Al respecto el intendente Raúl Jorge consideró que "San Salvador es zona amarilla de manera circunstancial", ya que se está observando la consolidación de la circulación comunitaria del virus.
Frente a esto indicó que el desafío será intentar convertir a la capital jujeña en una zona verde, es decir sin casos, aunque reconoció que estamos lejos de lograrlo.
"Queremos llegar a ser una zona verde, todavía estamos lejos de poder hacerlo. Son 38 casos en nuestra ciudad capital entre los que están los recuperados y los detectados en tránsito. Son 28 los que están internados", indicó.
Por su parte el Secretario de Gobierno del municipio, Gastón Millón, instó a la comunidad, y en particular a los comerciantes, a cumplir con los protocolos ya establecidos con anterioridad. Asimismo indicó que se les requerirá la firma de un acta acuerdo que deberán descargar de la página del municipio y presentarlo ante la autoridad que lo requiera.
"Aquellos que tienen la habilitación vigente y el anterior protocolo, deberán bajar de la página del municipio un acta acuerdo que deberán completar y firmar que luego será visada por el personal municipal que la va a retirar en cada comercio".
Millón expresó además que mientras la ciudad continúe dentro de la zona amarilla, buscarán conseguir la apertura de la mayor cantidad de rubros comerciales posibles.

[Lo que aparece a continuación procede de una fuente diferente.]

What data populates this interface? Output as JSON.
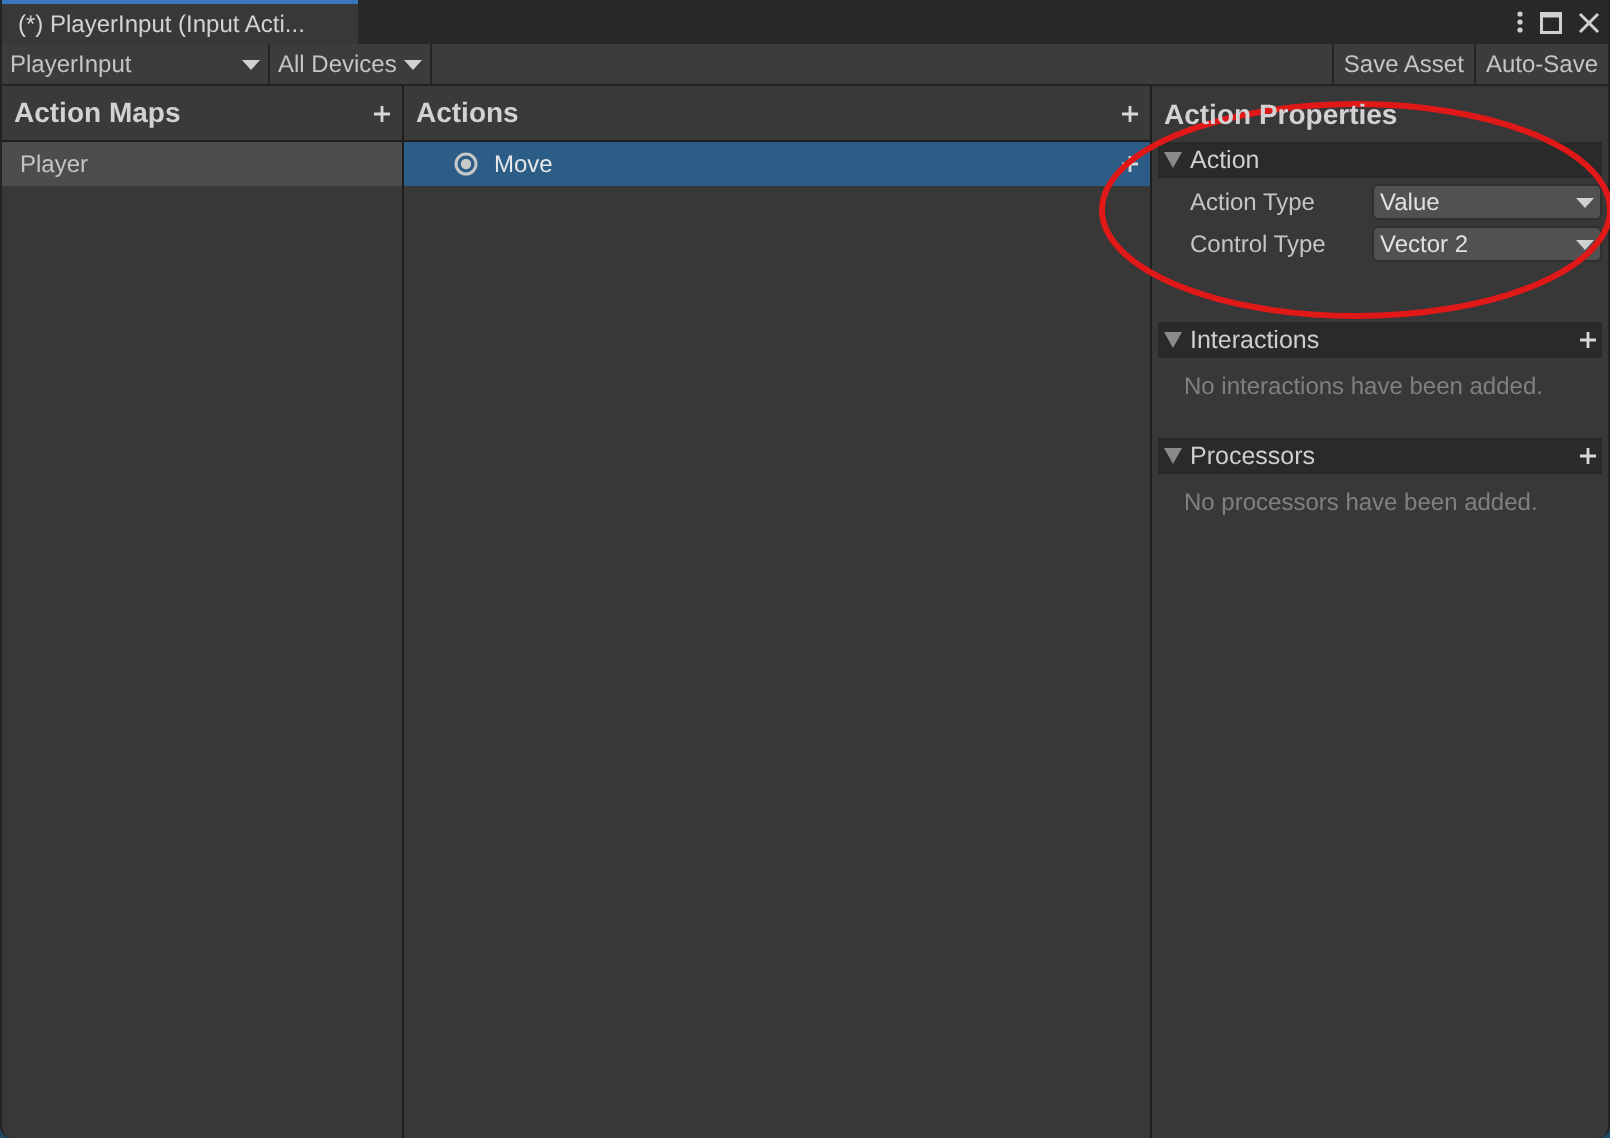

"Estamos haciendo la solicitud para que en los próximos días se autorice a las galerías, paseos y shoppings, que ya tenían protocolo y estuvieron funcionando sin problema antes del cierre", manifestó.
Llama la atención la convocatoria de última hora que está realizando el Ejecutivo provincial, que meses atrás había optado por concentrar la suma del poder público en su persona y en el COE, omitiendo la autonomía de los municipios y sus situaciones particulares.
Hoy, convenientemente, plantea una suerte de descentralización que es vista con recelo y molestia por parte de los intendentes y de los sectores que se venían sintiendo desplazados.